There is a vast void beneath the house, thanks to the slope that the house is built on. In its present state, it cannot be effectively used due to the amount of structural walls and supports. Some of these are now being demolished and replaced with lintels on block piers. The photo above shows the block piers constructed on top of the existing retaining wall. Elsewhere, access hatches are being cut into the walls as can be seen in the photo below.
Opening up under the house in this way allows the space to be used more effectively. The part of the void in the photos (with the greatest headroom) will be part of the heated volume of the house and will become a plant room for the hot water cylinder and an archive/storage area to house items currently in the loft. The loft will be almost unusable for storage due to the amount of insulation proposed and its low (22°) pitch.
The void will also enable good access for installing the new services: pipes, cables, ducts, and will be excellent for getting the floor insulation into the unheated part of the void toward the front of the house where it becomes more of a crawl space. The drawing extract below shows the extent of the void and the delineation between heated and unheated areas (insulation and air barrier line shown in green).
In meeting the structural engineer, it was agreed that the lower ground slab should stay for the time being as it will be easier to temporarily prop the upper slab from this. In the meantime we have been deciding the best approach for the main structural alterations and the insertion of the steels.
First of, five of the seven side windows have been in-filled, the remaining two will come out later. In-filling the windows will strengthen the wall prior to the demolition of the lower section of this wall.

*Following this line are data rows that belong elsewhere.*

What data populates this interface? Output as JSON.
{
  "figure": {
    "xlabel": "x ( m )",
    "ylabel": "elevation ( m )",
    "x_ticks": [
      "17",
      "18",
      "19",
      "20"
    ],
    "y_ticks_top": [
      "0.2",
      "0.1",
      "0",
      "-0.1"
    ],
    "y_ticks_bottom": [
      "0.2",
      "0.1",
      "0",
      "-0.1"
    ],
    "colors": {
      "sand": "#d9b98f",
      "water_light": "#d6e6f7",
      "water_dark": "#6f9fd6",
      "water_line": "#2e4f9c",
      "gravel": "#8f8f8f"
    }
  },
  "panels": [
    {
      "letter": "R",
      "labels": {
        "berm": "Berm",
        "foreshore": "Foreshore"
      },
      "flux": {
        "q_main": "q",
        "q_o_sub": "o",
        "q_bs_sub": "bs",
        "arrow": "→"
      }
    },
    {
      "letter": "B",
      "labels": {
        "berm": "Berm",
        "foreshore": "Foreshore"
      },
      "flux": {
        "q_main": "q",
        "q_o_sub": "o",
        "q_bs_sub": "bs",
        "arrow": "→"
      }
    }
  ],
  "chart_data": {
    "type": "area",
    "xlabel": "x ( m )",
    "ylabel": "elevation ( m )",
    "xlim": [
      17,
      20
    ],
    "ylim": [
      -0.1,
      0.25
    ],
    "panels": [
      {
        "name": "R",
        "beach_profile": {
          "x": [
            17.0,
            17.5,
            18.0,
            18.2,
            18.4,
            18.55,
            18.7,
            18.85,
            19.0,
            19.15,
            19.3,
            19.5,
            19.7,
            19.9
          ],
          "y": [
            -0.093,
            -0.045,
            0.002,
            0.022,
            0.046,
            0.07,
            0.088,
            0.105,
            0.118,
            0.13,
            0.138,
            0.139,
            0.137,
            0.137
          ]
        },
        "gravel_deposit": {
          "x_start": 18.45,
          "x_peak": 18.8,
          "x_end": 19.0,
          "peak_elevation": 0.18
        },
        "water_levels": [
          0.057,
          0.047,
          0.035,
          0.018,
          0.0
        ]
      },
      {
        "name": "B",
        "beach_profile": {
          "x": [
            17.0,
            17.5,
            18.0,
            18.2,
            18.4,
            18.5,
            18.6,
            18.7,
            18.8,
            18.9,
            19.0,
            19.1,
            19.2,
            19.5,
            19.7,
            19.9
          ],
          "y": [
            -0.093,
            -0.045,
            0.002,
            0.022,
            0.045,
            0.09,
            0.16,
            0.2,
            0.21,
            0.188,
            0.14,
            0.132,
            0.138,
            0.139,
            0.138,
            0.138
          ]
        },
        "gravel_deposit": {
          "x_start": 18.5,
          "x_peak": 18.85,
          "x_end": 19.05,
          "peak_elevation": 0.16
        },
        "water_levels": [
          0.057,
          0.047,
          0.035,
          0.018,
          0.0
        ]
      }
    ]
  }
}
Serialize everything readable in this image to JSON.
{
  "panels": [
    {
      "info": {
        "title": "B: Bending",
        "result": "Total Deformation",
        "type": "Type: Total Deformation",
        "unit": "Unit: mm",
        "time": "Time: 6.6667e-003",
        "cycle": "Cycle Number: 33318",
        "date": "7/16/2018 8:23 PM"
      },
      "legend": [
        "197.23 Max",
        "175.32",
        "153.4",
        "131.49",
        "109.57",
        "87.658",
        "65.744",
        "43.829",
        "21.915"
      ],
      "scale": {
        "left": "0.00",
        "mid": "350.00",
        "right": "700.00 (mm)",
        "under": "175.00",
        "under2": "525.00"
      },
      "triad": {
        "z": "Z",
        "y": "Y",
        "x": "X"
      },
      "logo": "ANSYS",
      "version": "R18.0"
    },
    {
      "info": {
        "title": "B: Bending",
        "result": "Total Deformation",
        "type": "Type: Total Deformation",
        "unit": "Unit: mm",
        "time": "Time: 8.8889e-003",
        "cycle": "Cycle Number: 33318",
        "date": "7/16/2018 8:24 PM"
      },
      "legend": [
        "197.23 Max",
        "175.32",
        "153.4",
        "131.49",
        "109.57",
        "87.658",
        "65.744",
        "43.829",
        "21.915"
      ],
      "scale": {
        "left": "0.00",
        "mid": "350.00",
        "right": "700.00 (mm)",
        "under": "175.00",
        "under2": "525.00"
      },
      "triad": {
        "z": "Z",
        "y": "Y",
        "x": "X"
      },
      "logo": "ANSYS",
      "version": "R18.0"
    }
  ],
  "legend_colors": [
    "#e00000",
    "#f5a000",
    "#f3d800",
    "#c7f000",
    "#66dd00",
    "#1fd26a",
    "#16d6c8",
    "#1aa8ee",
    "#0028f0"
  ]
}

Exposing the slab edge reveals that it is supported entirely by the inner brick leaf. This makes the sequencing simpler as the slab can be supported as proposed, with an array of Acro supports below. The outer brick leaf will need supporting independently, but there is not as much load to contend with as we thought. As the sketch detail above right shows, we have a slight clash with the proposed steel now and we will need to trim the top flange such that it doesn’t foul the inner brick leaf. Our structural engineer is okay with this providing we bolt the web of the steel to the edge of the concrete slab.